Jansche, ACL 2002

From Cohen Courses
Jump to navigationJump to search

Citation

Jansche M. and Abney S. P. 2002. Information extraction from voicemail transcripts. In Proceedings of the ACL-02 conference on Empirical methods in natural language processing-Volume 10, 2002.

Online version

CiteSeer

Summary

This paper studies a specific task of extracting names and phone numbers from voice mail transcripts. The main ideas are:

  • To use a small number of simple features (see below) to classify (decision trees) the caller phrases and names.
 Features: common words like 'hi', 'this', 'is'; positional information, length of the name
  • Caller name extraction is shown to be a easier task than the caller phrase extraction.
  • To use a two step procedure to extract phone numbers: 1) to convert numbers into digit forms and select candidate numbers with a rule based system (but no details about the rules were mentioned); 2) to classify with decision trees using length, distance to the end of the message, and lexical cues in the context.

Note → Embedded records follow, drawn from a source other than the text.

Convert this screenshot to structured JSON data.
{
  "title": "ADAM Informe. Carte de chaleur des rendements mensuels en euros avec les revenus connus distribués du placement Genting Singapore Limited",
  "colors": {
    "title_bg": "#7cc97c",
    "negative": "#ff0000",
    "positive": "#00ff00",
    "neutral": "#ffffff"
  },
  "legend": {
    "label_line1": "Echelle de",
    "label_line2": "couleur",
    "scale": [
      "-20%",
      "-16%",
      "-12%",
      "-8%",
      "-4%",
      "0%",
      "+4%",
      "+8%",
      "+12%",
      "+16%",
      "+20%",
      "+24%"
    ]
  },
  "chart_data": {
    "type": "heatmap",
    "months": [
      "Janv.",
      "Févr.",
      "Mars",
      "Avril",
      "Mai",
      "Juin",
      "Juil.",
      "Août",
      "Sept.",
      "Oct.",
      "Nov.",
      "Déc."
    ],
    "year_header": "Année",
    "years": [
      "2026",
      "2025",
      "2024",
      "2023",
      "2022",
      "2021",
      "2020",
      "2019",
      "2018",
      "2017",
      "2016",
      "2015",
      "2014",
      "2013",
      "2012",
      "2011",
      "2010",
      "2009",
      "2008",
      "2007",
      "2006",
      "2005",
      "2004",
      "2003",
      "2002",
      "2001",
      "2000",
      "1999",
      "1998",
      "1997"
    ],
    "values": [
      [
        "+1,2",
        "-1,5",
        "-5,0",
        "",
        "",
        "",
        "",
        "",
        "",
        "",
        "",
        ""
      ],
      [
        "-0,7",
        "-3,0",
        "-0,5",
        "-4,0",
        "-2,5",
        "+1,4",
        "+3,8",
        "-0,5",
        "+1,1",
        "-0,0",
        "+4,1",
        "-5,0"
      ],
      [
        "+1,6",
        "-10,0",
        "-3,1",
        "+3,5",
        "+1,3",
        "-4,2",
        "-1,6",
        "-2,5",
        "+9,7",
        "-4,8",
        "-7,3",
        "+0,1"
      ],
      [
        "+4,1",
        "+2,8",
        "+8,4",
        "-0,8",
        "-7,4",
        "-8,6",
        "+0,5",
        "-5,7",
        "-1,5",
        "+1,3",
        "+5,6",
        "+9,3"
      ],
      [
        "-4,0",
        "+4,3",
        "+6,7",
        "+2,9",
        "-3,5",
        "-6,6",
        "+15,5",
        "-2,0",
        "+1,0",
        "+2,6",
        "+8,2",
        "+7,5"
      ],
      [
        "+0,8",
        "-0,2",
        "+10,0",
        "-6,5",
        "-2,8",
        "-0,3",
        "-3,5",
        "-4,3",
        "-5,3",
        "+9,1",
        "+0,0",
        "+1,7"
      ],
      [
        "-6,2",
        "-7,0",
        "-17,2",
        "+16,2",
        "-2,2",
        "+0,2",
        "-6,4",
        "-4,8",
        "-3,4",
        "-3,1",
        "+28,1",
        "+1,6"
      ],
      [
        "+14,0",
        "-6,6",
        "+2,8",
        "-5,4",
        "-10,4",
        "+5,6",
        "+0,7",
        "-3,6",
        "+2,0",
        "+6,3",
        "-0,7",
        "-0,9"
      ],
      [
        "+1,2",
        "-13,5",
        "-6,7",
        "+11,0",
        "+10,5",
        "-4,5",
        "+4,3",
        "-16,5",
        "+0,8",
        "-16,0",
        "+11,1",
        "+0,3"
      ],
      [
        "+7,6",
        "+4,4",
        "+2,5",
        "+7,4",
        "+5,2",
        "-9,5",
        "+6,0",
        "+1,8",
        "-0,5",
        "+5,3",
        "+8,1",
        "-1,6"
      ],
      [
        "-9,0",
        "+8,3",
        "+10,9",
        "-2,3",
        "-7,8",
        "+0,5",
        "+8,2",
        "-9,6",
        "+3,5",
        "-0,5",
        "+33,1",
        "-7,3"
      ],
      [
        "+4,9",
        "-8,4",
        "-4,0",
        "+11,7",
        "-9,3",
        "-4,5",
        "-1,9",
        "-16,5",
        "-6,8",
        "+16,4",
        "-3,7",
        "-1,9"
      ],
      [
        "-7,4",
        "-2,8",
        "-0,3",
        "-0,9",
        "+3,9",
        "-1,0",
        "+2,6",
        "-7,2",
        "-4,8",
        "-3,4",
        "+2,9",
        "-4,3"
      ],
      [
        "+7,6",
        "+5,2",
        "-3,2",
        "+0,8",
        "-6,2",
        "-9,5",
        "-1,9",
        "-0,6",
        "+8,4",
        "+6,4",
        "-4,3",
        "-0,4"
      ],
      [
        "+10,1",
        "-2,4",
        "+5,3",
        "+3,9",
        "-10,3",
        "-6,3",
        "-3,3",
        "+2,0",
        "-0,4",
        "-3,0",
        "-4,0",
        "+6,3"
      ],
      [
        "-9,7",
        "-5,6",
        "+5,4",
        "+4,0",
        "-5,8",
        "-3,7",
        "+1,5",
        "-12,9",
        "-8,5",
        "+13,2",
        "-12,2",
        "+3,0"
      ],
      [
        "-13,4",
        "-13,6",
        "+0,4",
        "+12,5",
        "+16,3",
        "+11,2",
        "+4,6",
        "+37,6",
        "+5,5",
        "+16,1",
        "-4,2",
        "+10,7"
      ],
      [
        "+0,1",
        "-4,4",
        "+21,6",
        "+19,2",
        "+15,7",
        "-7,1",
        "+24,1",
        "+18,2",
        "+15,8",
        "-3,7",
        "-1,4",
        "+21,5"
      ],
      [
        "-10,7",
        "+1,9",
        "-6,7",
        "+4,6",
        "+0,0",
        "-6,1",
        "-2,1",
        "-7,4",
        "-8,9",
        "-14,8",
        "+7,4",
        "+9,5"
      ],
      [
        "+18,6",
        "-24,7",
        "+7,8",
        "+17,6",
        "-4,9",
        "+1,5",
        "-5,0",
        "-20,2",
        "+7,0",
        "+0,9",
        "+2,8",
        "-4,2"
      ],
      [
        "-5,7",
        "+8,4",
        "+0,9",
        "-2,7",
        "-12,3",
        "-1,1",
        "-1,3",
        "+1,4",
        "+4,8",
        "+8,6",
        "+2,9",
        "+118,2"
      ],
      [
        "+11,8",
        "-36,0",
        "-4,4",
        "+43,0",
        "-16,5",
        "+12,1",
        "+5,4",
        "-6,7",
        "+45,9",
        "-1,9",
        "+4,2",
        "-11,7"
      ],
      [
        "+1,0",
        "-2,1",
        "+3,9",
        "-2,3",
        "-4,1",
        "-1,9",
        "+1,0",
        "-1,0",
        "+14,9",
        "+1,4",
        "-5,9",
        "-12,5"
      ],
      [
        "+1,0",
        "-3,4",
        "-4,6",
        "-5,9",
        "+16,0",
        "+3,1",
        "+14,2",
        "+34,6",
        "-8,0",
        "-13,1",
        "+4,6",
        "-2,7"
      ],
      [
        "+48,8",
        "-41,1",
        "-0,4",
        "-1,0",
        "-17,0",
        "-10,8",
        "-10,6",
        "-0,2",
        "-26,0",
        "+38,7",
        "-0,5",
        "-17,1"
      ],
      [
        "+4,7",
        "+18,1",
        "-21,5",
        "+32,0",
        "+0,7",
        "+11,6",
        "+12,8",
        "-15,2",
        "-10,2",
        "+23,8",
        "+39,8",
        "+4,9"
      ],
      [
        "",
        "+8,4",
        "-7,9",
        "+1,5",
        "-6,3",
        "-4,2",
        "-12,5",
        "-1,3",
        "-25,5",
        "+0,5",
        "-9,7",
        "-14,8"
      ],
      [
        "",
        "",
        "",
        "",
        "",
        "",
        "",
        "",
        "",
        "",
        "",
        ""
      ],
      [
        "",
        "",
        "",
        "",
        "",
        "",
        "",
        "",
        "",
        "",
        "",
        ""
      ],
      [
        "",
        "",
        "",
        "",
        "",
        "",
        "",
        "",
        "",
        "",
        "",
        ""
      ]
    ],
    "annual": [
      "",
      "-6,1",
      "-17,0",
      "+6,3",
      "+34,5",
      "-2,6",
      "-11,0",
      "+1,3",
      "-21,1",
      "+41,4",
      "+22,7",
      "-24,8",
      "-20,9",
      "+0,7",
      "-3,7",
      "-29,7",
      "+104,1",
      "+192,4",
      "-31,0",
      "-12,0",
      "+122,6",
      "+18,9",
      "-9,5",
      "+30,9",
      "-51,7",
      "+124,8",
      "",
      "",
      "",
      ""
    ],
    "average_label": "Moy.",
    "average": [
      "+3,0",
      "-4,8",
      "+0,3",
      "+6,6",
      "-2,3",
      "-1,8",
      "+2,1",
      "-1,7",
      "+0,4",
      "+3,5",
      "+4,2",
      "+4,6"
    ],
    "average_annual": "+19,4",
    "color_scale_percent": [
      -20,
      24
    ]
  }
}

The approach was shown to be generalize better than a previous paper Huang ACL 2001 on ASR data set.

Questions

Since it works with a small number of features in this task, why not use more features on SVM? Of course, we should avoid features like n-gram or names to extract caller names as paper suggested.

Also more details should be available for the rule based system that selects the phone number candidates. Maybe they only do the simplest thing which is to output all consecutive numbers.